Make no mistake, Mad Max: Fury Road is one long car chase. Comprised of lengthy, brutal action sequences, it’s a dystopian travelogue through an interminable futuristic desert, with Furiosa and Max leading a spirited resistance to Immortan Joe’s small army of vicious pursuers. On this level, it’s a chaotic mess. The violence is bloody, the pace is relentless, the physics are suspect, and eyeball kicks never cease. Unfortunately, character is at a premium. Hardy makes a decent action hero; Theron one-ups him, both in terms of formidability and charisma. But their characters aren’t so much people as they are emblems. I cared about them as a team fighting insurmountable odds, but there’s no depth to them.

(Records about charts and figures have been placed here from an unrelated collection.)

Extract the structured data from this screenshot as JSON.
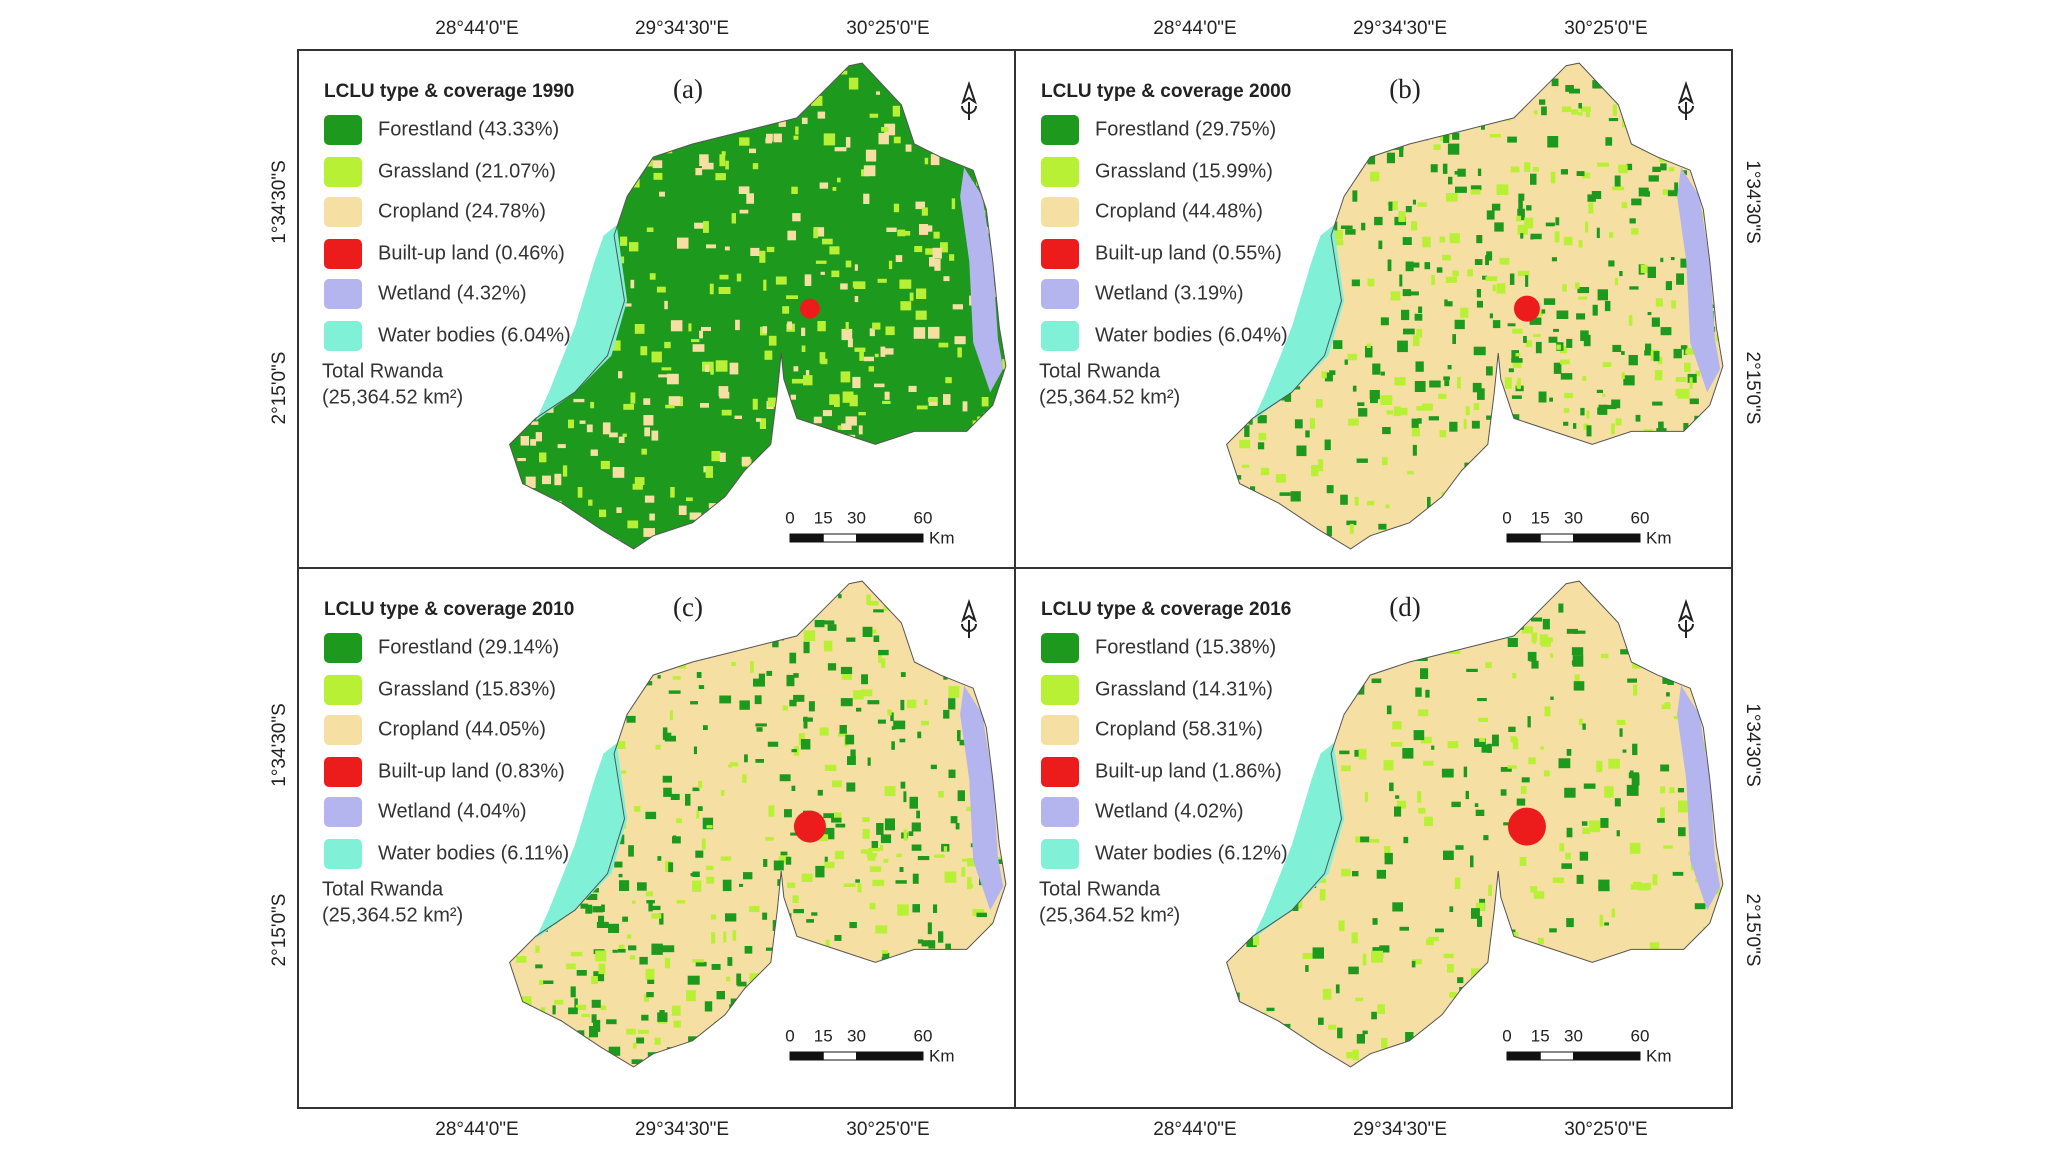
{
  "top_labels": [
    "28°44'0\"E",
    "29°34'30\"E",
    "30°25'0\"E",
    "28°44'0\"E",
    "29°34'30\"E",
    "30°25'0\"E"
  ],
  "bottom_labels": [
    "28°44'0\"E",
    "29°34'30\"E",
    "30°25'0\"E",
    "28°44'0\"E",
    "29°34'30\"E",
    "30°25'0\"E"
  ],
  "left_labels": [
    "1°34'30\"S",
    "2°15'0\"S",
    "1°34'30\"S",
    "2°15'0\"S"
  ],
  "right_labels": [
    "1°34'30\"S",
    "2°15'0\"S",
    "1°34'30\"S",
    "2°15'0\"S"
  ],
  "panels": [
    {
      "title": "LCLU type & coverage 1990",
      "letter": "(a)",
      "legend": [
        {
          "label": "Forestland (43.33%)",
          "color": "#1d9a1d"
        },
        {
          "label": "Grassland (21.07%)",
          "color": "#b8f035"
        },
        {
          "label": "Cropland (24.78%)",
          "color": "#f6dfa2"
        },
        {
          "label": "Built-up land (0.46%)",
          "color": "#ec1c1c"
        },
        {
          "label": "Wetland (4.32%)",
          "color": "#b4b4ee"
        },
        {
          "label": "Water bodies (6.04%)",
          "color": "#80f0d6"
        }
      ],
      "total": [
        "Total Rwanda",
        "(25,364.52 km²)"
      ],
      "scale": {
        "ticks": [
          0,
          15,
          30,
          60
        ],
        "unit": "Km"
      }
    },
    {
      "title": "LCLU type & coverage 2000",
      "letter": "(b)",
      "legend": [
        {
          "label": "Forestland (29.75%)",
          "color": "#1d9a1d"
        },
        {
          "label": "Grassland (15.99%)",
          "color": "#b8f035"
        },
        {
          "label": "Cropland (44.48%)",
          "color": "#f6dfa2"
        },
        {
          "label": "Built-up land (0.55%)",
          "color": "#ec1c1c"
        },
        {
          "label": "Wetland (3.19%)",
          "color": "#b4b4ee"
        },
        {
          "label": "Water bodies (6.04%)",
          "color": "#80f0d6"
        }
      ],
      "total": [
        "Total Rwanda",
        "(25,364.52 km²)"
      ],
      "scale": {
        "ticks": [
          0,
          15,
          30,
          60
        ],
        "unit": "Km"
      }
    },
    {
      "title": "LCLU type & coverage 2010",
      "letter": "(c)",
      "legend": [
        {
          "label": "Forestland (29.14%)",
          "color": "#1d9a1d"
        },
        {
          "label": "Grassland (15.83%)",
          "color": "#b8f035"
        },
        {
          "label": "Cropland (44.05%)",
          "color": "#f6dfa2"
        },
        {
          "label": "Built-up land (0.83%)",
          "color": "#ec1c1c"
        },
        {
          "label": "Wetland (4.04%)",
          "color": "#b4b4ee"
        },
        {
          "label": "Water bodies (6.11%)",
          "color": "#80f0d6"
        }
      ],
      "total": [
        "Total Rwanda",
        "(25,364.52 km²)"
      ],
      "scale": {
        "ticks": [
          0,
          15,
          30,
          60
        ],
        "unit": "Km"
      }
    },
    {
      "title": "LCLU type & coverage 2016",
      "letter": "(d)",
      "legend": [
        {
          "label": "Forestland (15.38%)",
          "color": "#1d9a1d"
        },
        {
          "label": "Grassland (14.31%)",
          "color": "#b8f035"
        },
        {
          "label": "Cropland (58.31%)",
          "color": "#f6dfa2"
        },
        {
          "label": "Built-up land (1.86%)",
          "color": "#ec1c1c"
        },
        {
          "label": "Wetland (4.02%)",
          "color": "#b4b4ee"
        },
        {
          "label": "Water bodies (6.12%)",
          "color": "#80f0d6"
        }
      ],
      "total": [
        "Total Rwanda",
        "(25,364.52 km²)"
      ],
      "scale": {
        "ticks": [
          0,
          15,
          30,
          60
        ],
        "unit": "Km"
      }
    }
  ]
}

Which is probably deliberate. Because while it may be one long car chase, it’s also one long metaphor—an ultraviolent, hilariously silly, often unsubtle metaphor. Consider this: wealthy old men literally trickle down their riches to the desperate masses. They wield an army of uninformed white (really white) men to perpetuate their rule. They’ll do anything in the name of gas, bullets, or power. They treat women as property. This is, in other words, our world, painted in crude brushstrokes on the violent canvas of a blockbuster action film, a genre it has undertaken to slyly subvert.
This is a fiercely progressive film wearing the clothes of a reactionary, conservative genre. There’s a peculiar joy in watching it dismantle the tropes of testosterone-fueled cinema. The male heroes are the ones who finally recognize the vileness of the status quo and decide to stand up to it. Take pasty, skinhead warboy Nux (Nicholas Hoult), who crumbles under the toxic masculinity of his culture, only to finally see through it and change his tune. Then there’s Max, the nominal protagonist, but more heroic in the way he supports Furiosa and her mission. The viewer’s heart is ultimately with Furiosa, and her charges, and their efforts to overturn a status quo that has long victimized and diminished them. There’s a level of crafty subtextual discourse to the film that renders its shallow characters, harebrained logistics, and simplistic plot surprisingly triumphant.
Of course, to absorb all that you have to get past the audacious idiocy of its details. I laughed for the wrong reasons as well as the right ones. But even the eyerolls come with a bonus spark of sociopolitical commentary. Or at least, that’s my take: I’m still confused as to whether I’m giving this one too much credit, or not enough. You know what they say: there’s a fine line between clever and stupid. Mad Max: Fury Road has plenty of both.